На кухне он протянул ей длинный белый фартук.
— Закатай рукава, — сказал он, завязывая лямки фартука и целуя сзади ее в шею. — Для начала мы приготовим жаркое.
— Не раньше, чем ты одаришь меня настоящим поцелуем, — запротестовала Кэйт, повернувшись в кольце его рук.
— Это последний до ужина, — пригрозил он, — иначе мы никогда не поедим. Его губы были нежными и наполнили ее предвкушением блаженства. — А теперь, сказал он, отступив на шаг, — этот рецепт передавался в семье моей матери из поколения в поколение. Он не из поваренной книги, это фамильное блюдо никаких отвратительных соусов. Итальянская пища усугубляет жизнь, а не скрывает ее…
— Дорогой, ты снова читаешь лекцию. И как мы сможем готовить, если ты не отрываешь от меня своих рук?
— Не сможем, — признался он и вздохнул.
Потом положил несколько розмариновых листочков в мраморную ступку. Разотри их, пока я накрошу чеснок.
Когда обе задачи были выполнены, он сделал в куске телятины единственный разрез и раскрыл его, словно книгу.
— Теперь тщательно посыпь его розмарином, — сказал он, целуя кончики ее пальцев, — а я добавлю сюда чеснок. Передай мне эту мельницу для перца… я кручу ее… завязываю, а теперь мне нужен один из твоих нежных пальчиков, чтобы сделать узелки, пожалуйста. Отлично! Это начало для арросто ди вителло. Можешь повторить!
— Арросто, — начала Кэйт и запнулась.
— Произнеси со вкусом. Ты должна прозвенеть «р» кончиком языка. Аррррррррр!! Арррррр! Попробуй!
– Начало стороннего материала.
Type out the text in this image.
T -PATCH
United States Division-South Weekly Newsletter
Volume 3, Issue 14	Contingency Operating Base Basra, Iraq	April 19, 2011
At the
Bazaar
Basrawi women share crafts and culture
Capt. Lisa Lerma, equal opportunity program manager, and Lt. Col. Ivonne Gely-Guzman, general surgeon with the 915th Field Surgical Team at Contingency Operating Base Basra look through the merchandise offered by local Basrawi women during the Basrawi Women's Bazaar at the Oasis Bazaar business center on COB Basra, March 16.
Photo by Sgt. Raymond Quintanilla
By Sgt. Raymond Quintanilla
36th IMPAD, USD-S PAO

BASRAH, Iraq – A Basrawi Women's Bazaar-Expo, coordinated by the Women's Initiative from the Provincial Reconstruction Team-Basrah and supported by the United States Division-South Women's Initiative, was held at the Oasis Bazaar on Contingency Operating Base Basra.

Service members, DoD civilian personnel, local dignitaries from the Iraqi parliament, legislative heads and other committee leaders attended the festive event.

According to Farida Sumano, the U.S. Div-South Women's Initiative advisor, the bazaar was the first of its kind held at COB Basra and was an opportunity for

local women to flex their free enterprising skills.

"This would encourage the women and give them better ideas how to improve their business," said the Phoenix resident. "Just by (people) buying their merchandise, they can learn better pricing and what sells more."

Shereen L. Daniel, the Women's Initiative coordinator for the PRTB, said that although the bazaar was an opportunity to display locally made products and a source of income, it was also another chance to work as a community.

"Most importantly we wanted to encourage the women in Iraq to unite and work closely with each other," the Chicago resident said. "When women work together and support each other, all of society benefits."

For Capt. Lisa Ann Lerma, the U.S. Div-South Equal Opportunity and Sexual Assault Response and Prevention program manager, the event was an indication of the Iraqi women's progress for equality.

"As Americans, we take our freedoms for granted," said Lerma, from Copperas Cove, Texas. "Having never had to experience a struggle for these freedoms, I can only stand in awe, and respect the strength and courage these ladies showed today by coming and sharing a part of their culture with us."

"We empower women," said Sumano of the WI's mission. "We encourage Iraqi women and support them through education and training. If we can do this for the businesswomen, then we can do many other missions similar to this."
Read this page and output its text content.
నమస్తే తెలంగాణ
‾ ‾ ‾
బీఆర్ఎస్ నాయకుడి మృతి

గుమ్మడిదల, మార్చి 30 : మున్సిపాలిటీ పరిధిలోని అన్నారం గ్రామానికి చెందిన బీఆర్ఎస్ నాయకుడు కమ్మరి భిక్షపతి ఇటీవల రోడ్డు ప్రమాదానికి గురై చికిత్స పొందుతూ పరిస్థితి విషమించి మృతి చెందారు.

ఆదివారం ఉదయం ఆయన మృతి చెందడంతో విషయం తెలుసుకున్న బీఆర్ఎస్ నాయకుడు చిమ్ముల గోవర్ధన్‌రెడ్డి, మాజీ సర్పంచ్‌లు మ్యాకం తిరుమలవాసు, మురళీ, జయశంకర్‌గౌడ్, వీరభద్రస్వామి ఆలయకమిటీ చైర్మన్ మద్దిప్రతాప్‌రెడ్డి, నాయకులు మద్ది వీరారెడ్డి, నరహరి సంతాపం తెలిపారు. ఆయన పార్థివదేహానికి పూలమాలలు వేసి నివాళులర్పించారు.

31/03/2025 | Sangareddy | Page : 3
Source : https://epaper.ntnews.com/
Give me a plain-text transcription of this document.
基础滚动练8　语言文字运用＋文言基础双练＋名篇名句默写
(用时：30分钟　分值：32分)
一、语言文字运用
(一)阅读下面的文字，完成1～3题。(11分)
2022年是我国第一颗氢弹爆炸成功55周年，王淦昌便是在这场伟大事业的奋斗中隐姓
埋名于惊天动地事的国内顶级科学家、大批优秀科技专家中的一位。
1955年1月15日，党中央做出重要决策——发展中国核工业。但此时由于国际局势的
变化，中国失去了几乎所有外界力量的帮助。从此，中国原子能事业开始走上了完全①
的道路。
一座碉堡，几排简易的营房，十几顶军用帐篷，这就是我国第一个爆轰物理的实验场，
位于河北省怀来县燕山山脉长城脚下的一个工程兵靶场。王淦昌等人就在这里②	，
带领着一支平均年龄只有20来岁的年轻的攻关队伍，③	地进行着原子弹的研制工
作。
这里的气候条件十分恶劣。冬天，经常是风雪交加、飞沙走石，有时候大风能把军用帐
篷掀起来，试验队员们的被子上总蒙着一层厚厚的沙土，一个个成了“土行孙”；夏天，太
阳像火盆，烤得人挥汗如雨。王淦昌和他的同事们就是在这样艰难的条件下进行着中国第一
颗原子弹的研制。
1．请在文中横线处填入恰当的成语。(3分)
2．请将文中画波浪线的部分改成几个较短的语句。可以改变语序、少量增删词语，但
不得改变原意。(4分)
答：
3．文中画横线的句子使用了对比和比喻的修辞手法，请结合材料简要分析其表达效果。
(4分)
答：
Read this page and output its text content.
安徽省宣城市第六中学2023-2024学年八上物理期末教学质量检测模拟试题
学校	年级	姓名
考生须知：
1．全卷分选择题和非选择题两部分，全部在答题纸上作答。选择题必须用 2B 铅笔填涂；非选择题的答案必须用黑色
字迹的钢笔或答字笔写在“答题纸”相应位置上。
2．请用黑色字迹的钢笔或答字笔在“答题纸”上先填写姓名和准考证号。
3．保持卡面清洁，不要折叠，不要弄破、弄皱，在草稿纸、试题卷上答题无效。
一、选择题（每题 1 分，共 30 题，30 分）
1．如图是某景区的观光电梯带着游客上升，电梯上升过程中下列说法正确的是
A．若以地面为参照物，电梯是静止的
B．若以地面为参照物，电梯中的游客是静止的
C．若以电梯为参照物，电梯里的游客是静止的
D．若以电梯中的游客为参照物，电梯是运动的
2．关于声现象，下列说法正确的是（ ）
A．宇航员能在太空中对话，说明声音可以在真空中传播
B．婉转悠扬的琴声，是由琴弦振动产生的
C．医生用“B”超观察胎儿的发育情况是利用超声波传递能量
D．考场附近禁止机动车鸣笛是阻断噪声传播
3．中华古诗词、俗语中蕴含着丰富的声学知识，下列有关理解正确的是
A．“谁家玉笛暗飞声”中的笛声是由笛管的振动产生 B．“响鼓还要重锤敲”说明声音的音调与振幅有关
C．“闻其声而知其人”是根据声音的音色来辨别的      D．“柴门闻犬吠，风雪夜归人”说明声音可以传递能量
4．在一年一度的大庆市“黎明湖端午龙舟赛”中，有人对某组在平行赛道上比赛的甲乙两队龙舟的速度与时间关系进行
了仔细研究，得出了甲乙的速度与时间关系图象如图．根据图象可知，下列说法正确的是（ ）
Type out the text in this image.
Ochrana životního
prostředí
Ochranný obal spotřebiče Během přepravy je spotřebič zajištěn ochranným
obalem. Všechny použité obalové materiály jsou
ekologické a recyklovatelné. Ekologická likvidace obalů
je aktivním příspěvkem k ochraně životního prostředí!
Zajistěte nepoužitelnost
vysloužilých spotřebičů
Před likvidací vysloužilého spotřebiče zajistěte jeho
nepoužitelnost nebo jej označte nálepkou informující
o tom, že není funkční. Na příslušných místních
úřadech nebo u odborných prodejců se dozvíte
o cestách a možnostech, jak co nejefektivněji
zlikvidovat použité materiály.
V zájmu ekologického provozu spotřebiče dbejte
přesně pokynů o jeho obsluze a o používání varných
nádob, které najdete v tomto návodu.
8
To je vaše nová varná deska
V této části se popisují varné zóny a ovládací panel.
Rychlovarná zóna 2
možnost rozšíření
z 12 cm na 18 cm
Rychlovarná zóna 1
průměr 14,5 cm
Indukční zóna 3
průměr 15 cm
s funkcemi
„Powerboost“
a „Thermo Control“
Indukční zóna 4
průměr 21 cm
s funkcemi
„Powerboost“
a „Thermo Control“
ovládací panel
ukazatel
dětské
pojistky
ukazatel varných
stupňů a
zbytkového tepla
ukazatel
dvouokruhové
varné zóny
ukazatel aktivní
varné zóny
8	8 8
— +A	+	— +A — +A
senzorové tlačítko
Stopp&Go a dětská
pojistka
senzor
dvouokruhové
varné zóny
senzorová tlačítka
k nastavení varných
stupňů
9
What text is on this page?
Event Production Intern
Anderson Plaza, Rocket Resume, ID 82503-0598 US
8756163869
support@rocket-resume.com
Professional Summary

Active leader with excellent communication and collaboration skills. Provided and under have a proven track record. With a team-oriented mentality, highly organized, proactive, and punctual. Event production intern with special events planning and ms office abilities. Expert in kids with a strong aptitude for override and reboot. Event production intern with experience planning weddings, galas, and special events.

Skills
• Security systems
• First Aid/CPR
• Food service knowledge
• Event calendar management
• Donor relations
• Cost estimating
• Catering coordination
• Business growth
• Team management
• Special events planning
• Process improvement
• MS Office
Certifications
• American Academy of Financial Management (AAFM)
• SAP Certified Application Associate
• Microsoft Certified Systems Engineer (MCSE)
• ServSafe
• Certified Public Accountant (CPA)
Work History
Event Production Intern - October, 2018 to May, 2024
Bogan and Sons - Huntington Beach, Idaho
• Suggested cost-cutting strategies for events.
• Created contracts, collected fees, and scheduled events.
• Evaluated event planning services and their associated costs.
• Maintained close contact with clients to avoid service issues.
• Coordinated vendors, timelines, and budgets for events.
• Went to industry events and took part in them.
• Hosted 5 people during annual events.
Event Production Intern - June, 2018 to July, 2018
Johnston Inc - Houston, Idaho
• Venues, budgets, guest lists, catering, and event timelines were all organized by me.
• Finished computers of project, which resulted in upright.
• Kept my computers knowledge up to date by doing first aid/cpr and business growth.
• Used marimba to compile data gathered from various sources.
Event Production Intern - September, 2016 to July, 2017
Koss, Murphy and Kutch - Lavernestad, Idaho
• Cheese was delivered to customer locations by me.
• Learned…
— Арррросто! Арросто ди вителло!
— Отлично! — Он быстро чмокнул ее, коснувшись кончиком языка ее губ.
— А разве допускается, чтобы повар вмешивал в свое дело посудомойку? — Она поцеловала его в подбородок. — Я думала, что должна дожидаться конца обеда.
— Ах, но это прерогатива повара. Кэйт почистила и нарезала картофель, а затем уселась на высокий табурет и стала наблюдать, как Джулио готовит лук и мясо. Он привносил в готовку ту же страстную энергию, что и в работу.
Они вместе накрыли стол в столовой и поставили подносы и блюда нагреваться у пылающего очага. Потом они отдыхали на кухне, окруженные ароматами запекающейся телятины и медленно закипающего лука. Каждые несколько минут Джулио вскакивал, чтобы подрегулировать пламя, полить жиром телятину, помешать картофель. Он двигался по кухне так умело, так экономно тратя энергию, что Кэйт подумала, что он, должно быть, самый элегантный повар в мире.
Он откупорил охлажденную бутылку граве.
— Это для начала… — Потом он повернулся, чтобы снять жаркое с огня и поместить его в нагретую духовку, и поставил на плиту чайник с водой. — Ты проголодалась?
— Умираю от голода. Когда я наблюдаю, как ты готовишь, у меня, кроме всего прочего, разыгрывается аппетит.
— Вот это уже моя Кэйт! — Он снова торопливо чмокнул ее, прежде чем обратил свое внимание на кусок горгонзолы, который он в кастрюльке растер со сливками. — А теперь мы отправимся в столовую. Зажги свечи, я приду через минуту.
Кэйт чинно уселась за длинный стол, накрытый сейчас только для них двоих. Как много поколений, размышляла она, сидели здесь при свете свечей? Если начинать от его прапрадеда, получается четыре, подсчитала она.
Неожиданно рядом с нею очутился Джулио. Он поцеловал ее в голову и поставил перед ней тарелку с макаронами.
— Это феттучине ал горгонзола, — сказал он, наливая в ее бокал вино и садясь напротив. — А теперь ешь.